Nvidia announced a $5.5 billion financial charge following new US restrictions on exports of its H20 artificial intelligence chips to China, according to Reuters.
The move underscores Washington’s intensified efforts to curb Beijing’s access to advanced semiconductor technology.
The US Commerce Department confirmed on Tuesday it had imposed fresh licensing requirements for Nvidia’s H20 and AMD’s MI308 chips, citing national security risks. Nvidia’s shares fell 6% in after-hours trading, whereas AMD dropped 7%.
The H20–Nvidia’s most powerful chip legally available in China–has been central to servicing demand from firms like Tencent, Alibaba, and ByteDance, which have ramped up orders for cost-effective AI model development.
While the H20 lags behind Nvidia’s global offerings in training AI systems, its competitive edge in inference (processing user queries) positions it as a key player in China’s booming AI sector. However, US officials now argue its high-speed connectivity features could enable supercomputing applications breaching existing 2022 export controls.

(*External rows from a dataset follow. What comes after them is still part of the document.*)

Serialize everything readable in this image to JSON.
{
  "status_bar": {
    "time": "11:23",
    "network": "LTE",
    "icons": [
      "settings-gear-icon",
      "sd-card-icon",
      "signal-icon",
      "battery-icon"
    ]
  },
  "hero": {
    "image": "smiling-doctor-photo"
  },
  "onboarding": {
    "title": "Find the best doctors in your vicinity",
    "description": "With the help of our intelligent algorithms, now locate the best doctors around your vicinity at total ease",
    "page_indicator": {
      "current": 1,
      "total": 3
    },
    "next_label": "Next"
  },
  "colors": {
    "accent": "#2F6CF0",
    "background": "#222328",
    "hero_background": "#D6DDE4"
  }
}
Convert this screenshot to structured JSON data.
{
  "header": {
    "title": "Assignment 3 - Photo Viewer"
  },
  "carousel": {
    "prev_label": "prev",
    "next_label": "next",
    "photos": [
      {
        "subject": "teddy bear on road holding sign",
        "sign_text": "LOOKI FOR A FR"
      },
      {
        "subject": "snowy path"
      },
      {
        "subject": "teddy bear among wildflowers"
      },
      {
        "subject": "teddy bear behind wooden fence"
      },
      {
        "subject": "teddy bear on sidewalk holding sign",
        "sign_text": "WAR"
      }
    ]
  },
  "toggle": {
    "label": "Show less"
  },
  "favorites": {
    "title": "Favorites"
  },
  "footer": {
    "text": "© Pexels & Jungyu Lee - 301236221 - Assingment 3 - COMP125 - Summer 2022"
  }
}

Nvidia disclosed the US government notified it on 9 April that indefinite licences would be required for H20 exports to China, though approval prospects remain unclear. The $5.5bn charge covers inventory write-downs, purchase commitments, and reserves linked to the restricted chips.
The setback comes days after Nvidia unveiled plans to invest up to $500bn in US-based AI server production with partners like TSMC, aligning with Trump-era pushes for domestic manufacturing. CEO Jensen Huang has previously emphasised Nvidia’s ambition to lead the AI inference market, now the sector’s fastest-growing segment.